Cycads of Australia
Cycads of Australia
by Ken Hill, and Roy Osborne
Published by Kangaroo Press
Australia as a continent is rather well endowed with a rich variety of these ancient and fascinating plants. It is probably the only part of the world where within just a few minutes' drive of the center of a capital city (Brisbane) one can view several species of cycads growing in the wild. Not only that but a number of species are still found in great abundance while some have features distinct from all other cycads on earth today. There are about 69 endemic species in four genera and a number of species in the genera Cycas and Macrozamia have been named only in the last ten years. There has therefore been a great need for an up to date book devoted to this subject and this need is finally met in this volume.
The authors are well known to those who are interested in cycads. Ken Hill has described most of the Australian Cycas species and some of the recently named Macrozamias. This book is therefore based to a large extent on work in the field rather than being a compilation of material gathered from other publications. The plentiful colour illustrations too are mostly original and taken from specimens in habitat rather than in cultivation.
The book begins with a section of sixteen pages dealing with such topics as relationships, morphology, reproduction, and conservation and also includes a few pages on cultivation. This is the only part of the book that mentions cultivation as there are no cultivation notes with the descriptions of the individual species though the habitat notes are to my mind very helpful in that regard as they usually mention the soil types and other details for each species. Even the illustrations which usually show the habitat are of use here. It does seem strange to me though that a list of cold hardy cycads does not include such species as M. moorei .
Most of the book is devoted to descriptions of the species and this part of the book is divided into three sections corresponding to the three families represented. Each section is then further subdivided into genera and these into series and/or groups as appropriate. There are brief discussions of the families, genera, etc and these are then followed by the more detailed descriptions of the species. These appear to be written more for the general reader rather than with the professional botanist in mind. This means there are no detailed taxonomic discussions or precise botanical descriptions.

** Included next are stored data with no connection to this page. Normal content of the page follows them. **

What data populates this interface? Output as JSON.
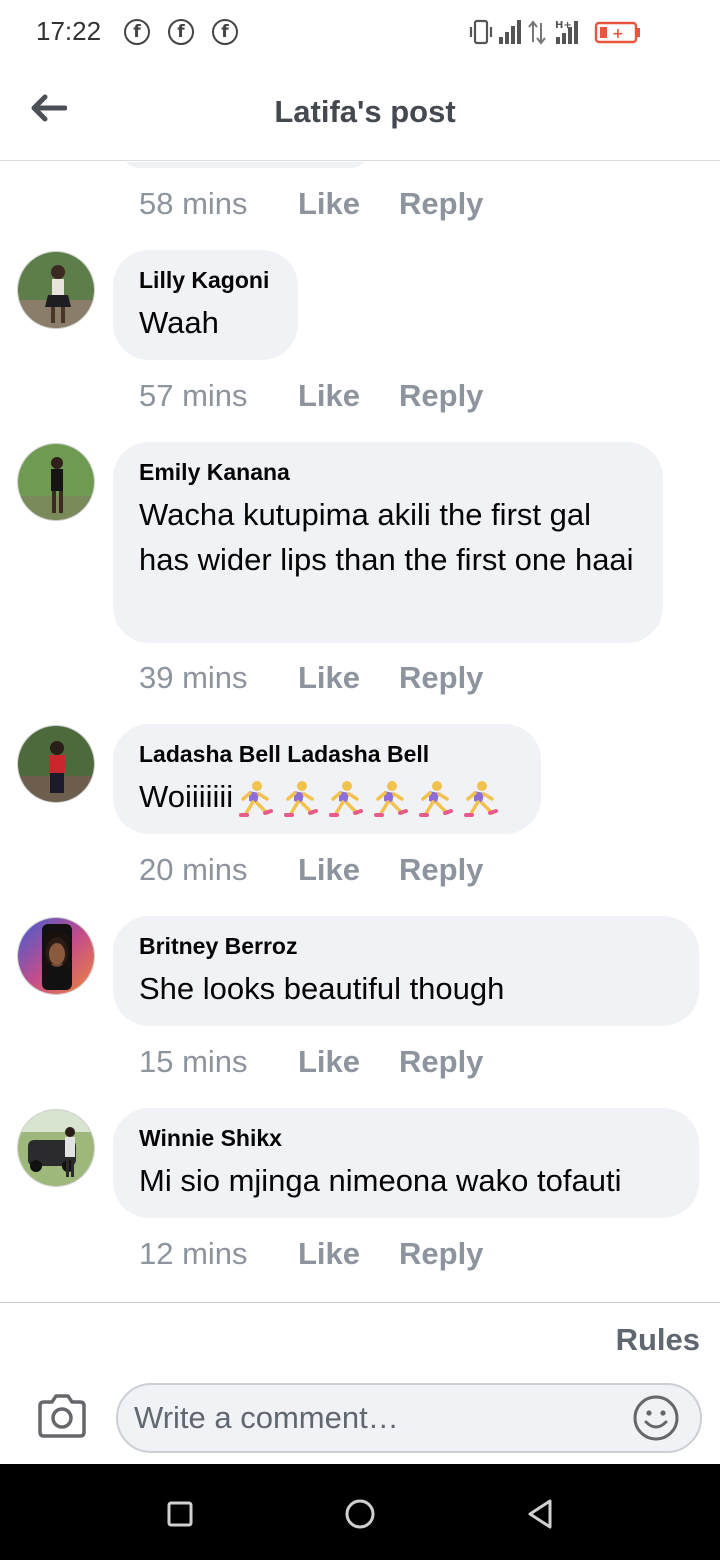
{
  "status_bar": {
    "time": "17:22",
    "notification_icons": [
      "facebook-icon",
      "facebook-icon",
      "facebook-icon"
    ],
    "right_icons": [
      "vibrate-icon",
      "signal-icon",
      "data-arrows-icon",
      "hplus-signal-icon",
      "battery-low-icon"
    ],
    "network_label": "H+",
    "battery_color": "#e8553e"
  },
  "header": {
    "title": "Latifa's post"
  },
  "top_meta": {
    "time": "58 mins",
    "like": "Like",
    "reply": "Reply"
  },
  "comments": [
    {
      "author": "Lilly Kagoni",
      "text": "Waah",
      "time": "57 mins",
      "like": "Like",
      "reply": "Reply"
    },
    {
      "author": "Emily Kanana",
      "text": "Wacha kutupima akili the first gal has wider lips than the first one haai",
      "time": "39 mins",
      "like": "Like",
      "reply": "Reply"
    },
    {
      "author": "Ladasha Bell Ladasha Bell",
      "text": "Woiiiiiii",
      "emoji": [
        "woman-running-icon",
        "woman-running-icon",
        "woman-running-icon",
        "woman-running-icon",
        "woman-running-icon",
        "woman-running-icon"
      ],
      "time": "20 mins",
      "like": "Like",
      "reply": "Reply"
    },
    {
      "author": "Britney Berroz",
      "text": "She looks beautiful though",
      "time": "15 mins",
      "like": "Like",
      "reply": "Reply"
    },
    {
      "author": "Winnie Shikx",
      "text": "Mi sio mjinga nimeona wako tofauti",
      "time": "12 mins",
      "like": "Like",
      "reply": "Reply"
    }
  ],
  "footer": {
    "rules": "Rules",
    "comment_placeholder": "Write a comment…"
  },
  "colors": {
    "bubble_bg": "#f0f2f5",
    "meta_text": "#8d949e",
    "title_text": "#444950"
  }
}
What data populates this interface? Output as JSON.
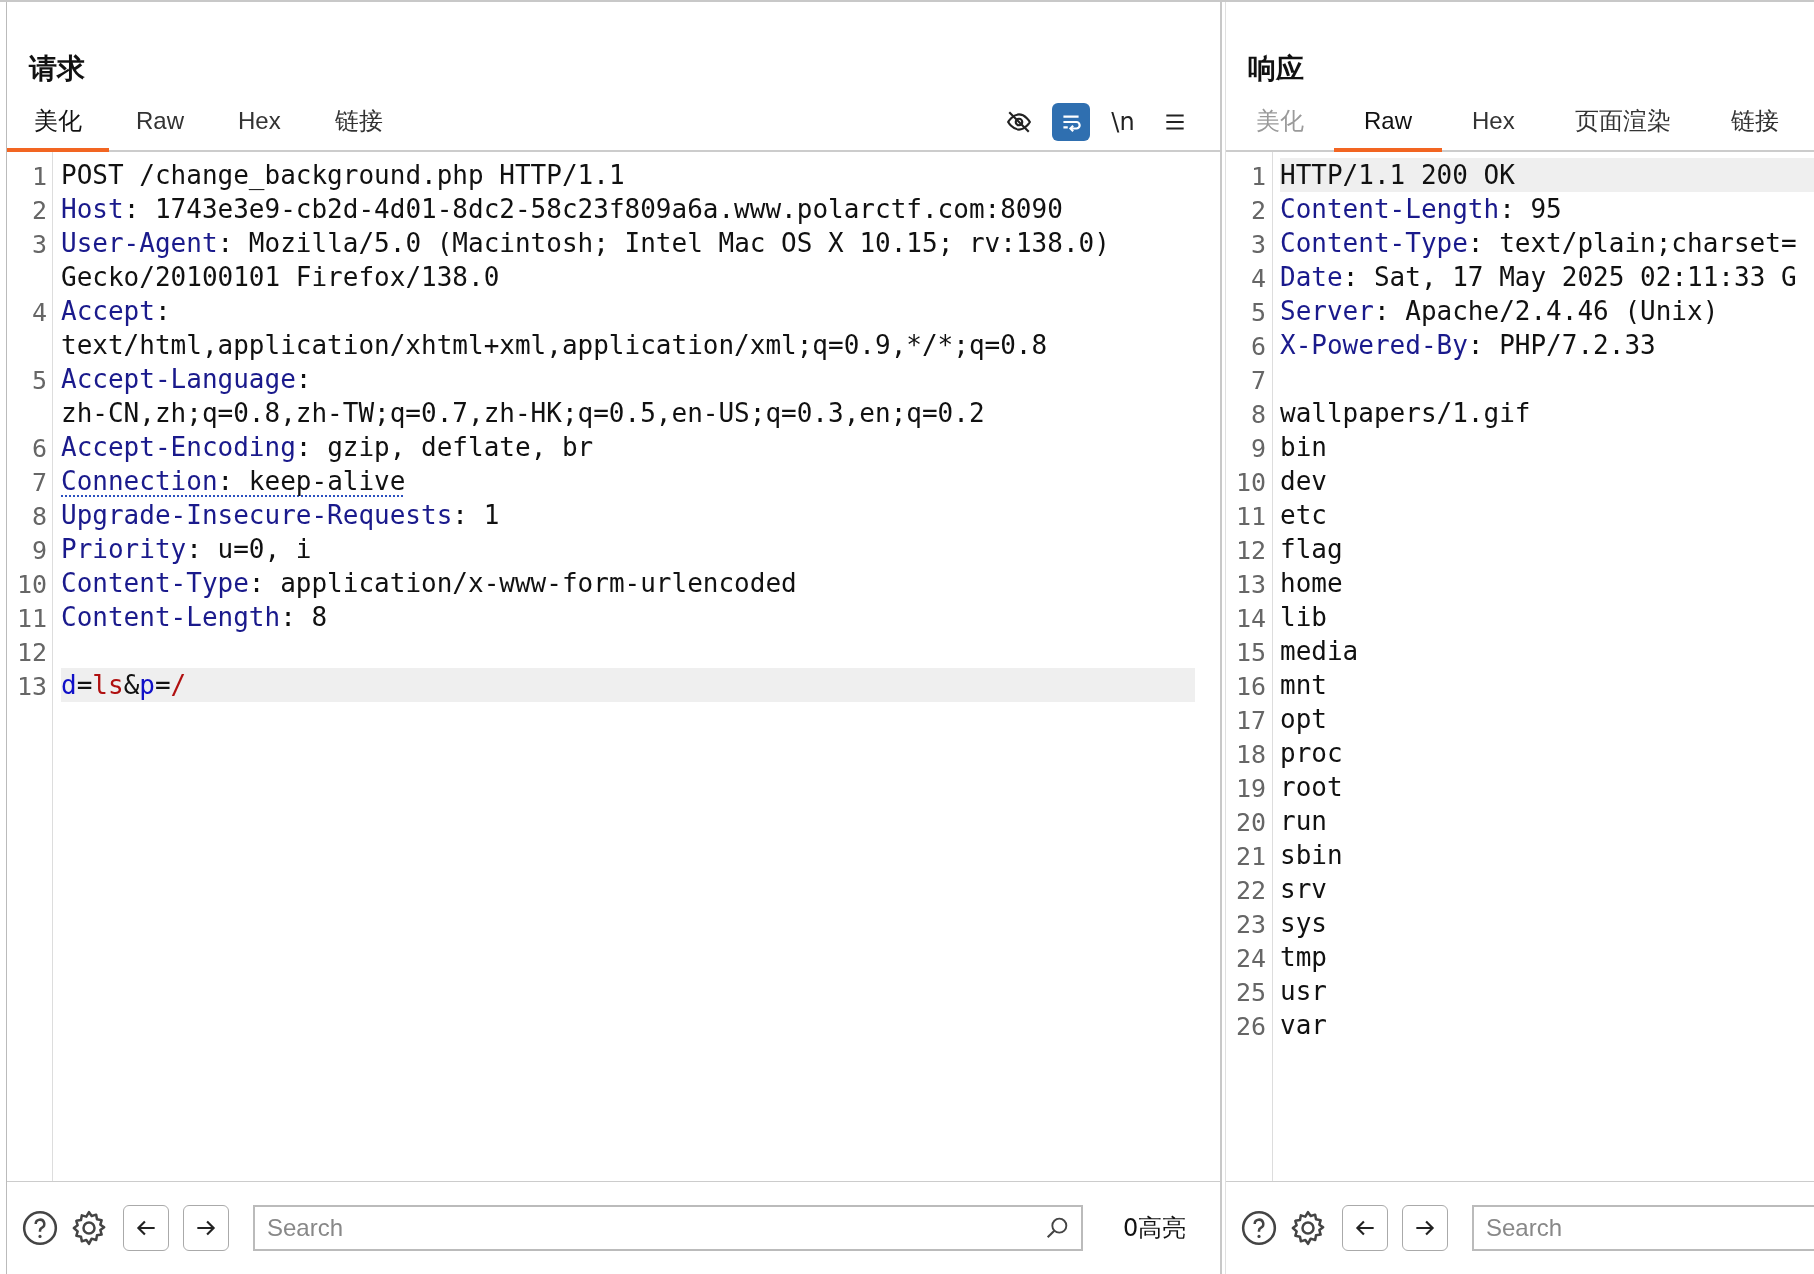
{
  "request": {
    "title": "请求",
    "tabs": [
      {
        "label": "美化",
        "selected": true,
        "disabled": false
      },
      {
        "label": "Raw",
        "selected": false,
        "disabled": false
      },
      {
        "label": "Hex",
        "selected": false,
        "disabled": false
      },
      {
        "label": "链接",
        "selected": false,
        "disabled": false
      }
    ],
    "toolbar": [
      {
        "kind": "eye_off",
        "on": false
      },
      {
        "kind": "wrap",
        "on": true
      },
      {
        "kind": "newline",
        "label": "\\n",
        "on": false
      },
      {
        "kind": "menu",
        "on": false
      }
    ],
    "lines": [
      {
        "number": "1",
        "highlighted": false,
        "underlined": false,
        "segments": [
          {
            "kind": "text",
            "text": "POST /change_background.php HTTP/1.1"
          }
        ]
      },
      {
        "number": "2",
        "highlighted": false,
        "underlined": false,
        "segments": [
          {
            "kind": "name",
            "text": "Host"
          },
          {
            "kind": "text",
            "text": ": 1743e3e9-cb2d-4d01-8dc2-58c23f809a6a.www.polarctf.com:8090"
          }
        ]
      },
      {
        "number": "3",
        "highlighted": false,
        "underlined": false,
        "segments": [
          {
            "kind": "name",
            "text": "User-Agent"
          },
          {
            "kind": "text",
            "text": ": Mozilla/5.0 (Macintosh; Intel Mac OS X 10.15; rv:138.0) Gecko/20100101 Firefox/138.0"
          }
        ]
      },
      {
        "number": "4",
        "highlighted": false,
        "underlined": false,
        "segments": [
          {
            "kind": "name",
            "text": "Accept"
          },
          {
            "kind": "text",
            "text": ": text/html,application/xhtml+xml,application/xml;q=0.9,*/*;q=0.8"
          }
        ]
      },
      {
        "number": "5",
        "highlighted": false,
        "underlined": false,
        "segments": [
          {
            "kind": "name",
            "text": "Accept-Language"
          },
          {
            "kind": "text",
            "text": ": zh-CN,zh;q=0.8,zh-TW;q=0.7,zh-HK;q=0.5,en-US;q=0.3,en;q=0.2"
          }
        ]
      },
      {
        "number": "6",
        "highlighted": false,
        "underlined": false,
        "segments": [
          {
            "kind": "name",
            "text": "Accept-Encoding"
          },
          {
            "kind": "text",
            "text": ": gzip, deflate, br"
          }
        ]
      },
      {
        "number": "7",
        "highlighted": false,
        "underlined": true,
        "segments": [
          {
            "kind": "name",
            "text": "Connection"
          },
          {
            "kind": "text",
            "text": ": keep-alive"
          }
        ]
      },
      {
        "number": "8",
        "highlighted": false,
        "underlined": false,
        "segments": [
          {
            "kind": "name",
            "text": "Upgrade-Insecure-Requests"
          },
          {
            "kind": "text",
            "text": ": 1"
          }
        ]
      },
      {
        "number": "9",
        "highlighted": false,
        "underlined": false,
        "segments": [
          {
            "kind": "name",
            "text": "Priority"
          },
          {
            "kind": "text",
            "text": ": u=0, i"
          }
        ]
      },
      {
        "number": "10",
        "highlighted": false,
        "underlined": false,
        "segments": [
          {
            "kind": "name",
            "text": "Content-Type"
          },
          {
            "kind": "text",
            "text": ": application/x-www-form-urlencoded"
          }
        ]
      },
      {
        "number": "11",
        "highlighted": false,
        "underlined": false,
        "segments": [
          {
            "kind": "name",
            "text": "Content-Length"
          },
          {
            "kind": "text",
            "text": ": 8"
          }
        ]
      },
      {
        "number": "12",
        "highlighted": false
      },
      {
        "number": "13",
        "highlighted": true,
        "underlined": false,
        "segments": [
          {
            "kind": "param_name",
            "text": "d"
          },
          {
            "kind": "text",
            "text": "="
          },
          {
            "kind": "param_value",
            "text": "ls"
          },
          {
            "kind": "text",
            "text": "&"
          },
          {
            "kind": "param_name",
            "text": "p"
          },
          {
            "kind": "text",
            "text": "="
          },
          {
            "kind": "param_value",
            "text": "/"
          }
        ]
      }
    ],
    "search": {
      "placeholder": "Search"
    },
    "highlight_count": "0高亮"
  },
  "response": {
    "title": "响应",
    "tabs": [
      {
        "label": "美化",
        "selected": false,
        "disabled": true
      },
      {
        "label": "Raw",
        "selected": true,
        "disabled": false
      },
      {
        "label": "Hex",
        "selected": false,
        "disabled": false
      },
      {
        "label": "页面渲染",
        "selected": false,
        "disabled": false
      },
      {
        "label": "链接",
        "selected": false,
        "disabled": false
      }
    ],
    "lines": [
      {
        "number": "1",
        "highlighted": true,
        "underlined": false,
        "segments": [
          {
            "kind": "text",
            "text": "HTTP/1.1 200 OK"
          }
        ]
      },
      {
        "number": "2",
        "highlighted": false,
        "underlined": false,
        "segments": [
          {
            "kind": "name",
            "text": "Content-Length"
          },
          {
            "kind": "text",
            "text": ": 95"
          }
        ]
      },
      {
        "number": "3",
        "highlighted": false,
        "underlined": false,
        "segments": [
          {
            "kind": "name",
            "text": "Content-Type"
          },
          {
            "kind": "text",
            "text": ": text/plain;charset="
          }
        ]
      },
      {
        "number": "4",
        "highlighted": false,
        "underlined": false,
        "segments": [
          {
            "kind": "name",
            "text": "Date"
          },
          {
            "kind": "text",
            "text": ": Sat, 17 May 2025 02:11:33 G"
          }
        ]
      },
      {
        "number": "5",
        "highlighted": false,
        "underlined": false,
        "segments": [
          {
            "kind": "name",
            "text": "Server"
          },
          {
            "kind": "text",
            "text": ": Apache/2.4.46 (Unix)"
          }
        ]
      },
      {
        "number": "6",
        "highlighted": false,
        "underlined": false,
        "segments": [
          {
            "kind": "name",
            "text": "X-Powered-By"
          },
          {
            "kind": "text",
            "text": ": PHP/7.2.33"
          }
        ]
      },
      {
        "number": "7",
        "highlighted": false
      },
      {
        "number": "8",
        "highlighted": false,
        "underlined": false,
        "segments": [
          {
            "kind": "text",
            "text": "wallpapers/1.gif"
          }
        ]
      },
      {
        "number": "9",
        "highlighted": false,
        "underlined": false,
        "segments": [
          {
            "kind": "text",
            "text": "bin"
          }
        ]
      },
      {
        "number": "10",
        "highlighted": false,
        "underlined": false,
        "segments": [
          {
            "kind": "text",
            "text": "dev"
          }
        ]
      },
      {
        "number": "11",
        "highlighted": false,
        "underlined": false,
        "segments": [
          {
            "kind": "text",
            "text": "etc"
          }
        ]
      },
      {
        "number": "12",
        "highlighted": false,
        "underlined": false,
        "segments": [
          {
            "kind": "text",
            "text": "flag"
          }
        ]
      },
      {
        "number": "13",
        "highlighted": false,
        "underlined": false,
        "segments": [
          {
            "kind": "text",
            "text": "home"
          }
        ]
      },
      {
        "number": "14",
        "highlighted": false,
        "underlined": false,
        "segments": [
          {
            "kind": "text",
            "text": "lib"
          }
        ]
      },
      {
        "number": "15",
        "highlighted": false,
        "underlined": false,
        "segments": [
          {
            "kind": "text",
            "text": "media"
          }
        ]
      },
      {
        "number": "16",
        "highlighted": false,
        "underlined": false,
        "segments": [
          {
            "kind": "text",
            "text": "mnt"
          }
        ]
      },
      {
        "number": "17",
        "highlighted": false,
        "underlined": false,
        "segments": [
          {
            "kind": "text",
            "text": "opt"
          }
        ]
      },
      {
        "number": "18",
        "highlighted": false,
        "underlined": false,
        "segments": [
          {
            "kind": "text",
            "text": "proc"
          }
        ]
      },
      {
        "number": "19",
        "highlighted": false,
        "underlined": false,
        "segments": [
          {
            "kind": "text",
            "text": "root"
          }
        ]
      },
      {
        "number": "20",
        "highlighted": false,
        "underlined": false,
        "segments": [
          {
            "kind": "text",
            "text": "run"
          }
        ]
      },
      {
        "number": "21",
        "highlighted": false,
        "underlined": false,
        "segments": [
          {
            "kind": "text",
            "text": "sbin"
          }
        ]
      },
      {
        "number": "22",
        "highlighted": false,
        "underlined": false,
        "segments": [
          {
            "kind": "text",
            "text": "srv"
          }
        ]
      },
      {
        "number": "23",
        "highlighted": false,
        "underlined": false,
        "segments": [
          {
            "kind": "text",
            "text": "sys"
          }
        ]
      },
      {
        "number": "24",
        "highlighted": false,
        "underlined": false,
        "segments": [
          {
            "kind": "text",
            "text": "tmp"
          }
        ]
      },
      {
        "number": "25",
        "highlighted": false,
        "underlined": false,
        "segments": [
          {
            "kind": "text",
            "text": "usr"
          }
        ]
      },
      {
        "number": "26",
        "highlighted": false,
        "underlined": false,
        "segments": [
          {
            "kind": "text",
            "text": "var"
          }
        ]
      }
    ],
    "search": {
      "placeholder": "Search"
    }
  }
}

Under the heading for each species there is a brief explanation of the name and a reference to the literature where the original description was first published. This is followed by a map of Australia showing the location of the species then Distinguishing Features, Notes, Habitat, Distribution, and Conservation Status. At the end of the book are a page each for Other Reading, Cycad-oriented Web Sites, Cycad-oriented Societies, and Index to Species.
The book acknowledges that more work needs to be done on the Macrozamias so this is not necessarily the last word on Australian cycads but it certainly contains the most up to date material available so far. Everyone seriously interested in cycads will want to have this book and will find much useful information here. I like the in habitat photos and the fact that the Habitat notes refer to the soil type in which each species grows. The 'Distinguishing Features' sections will be very useful as it is sometimes very hard to identify the plants. The more I read the book the better I like it.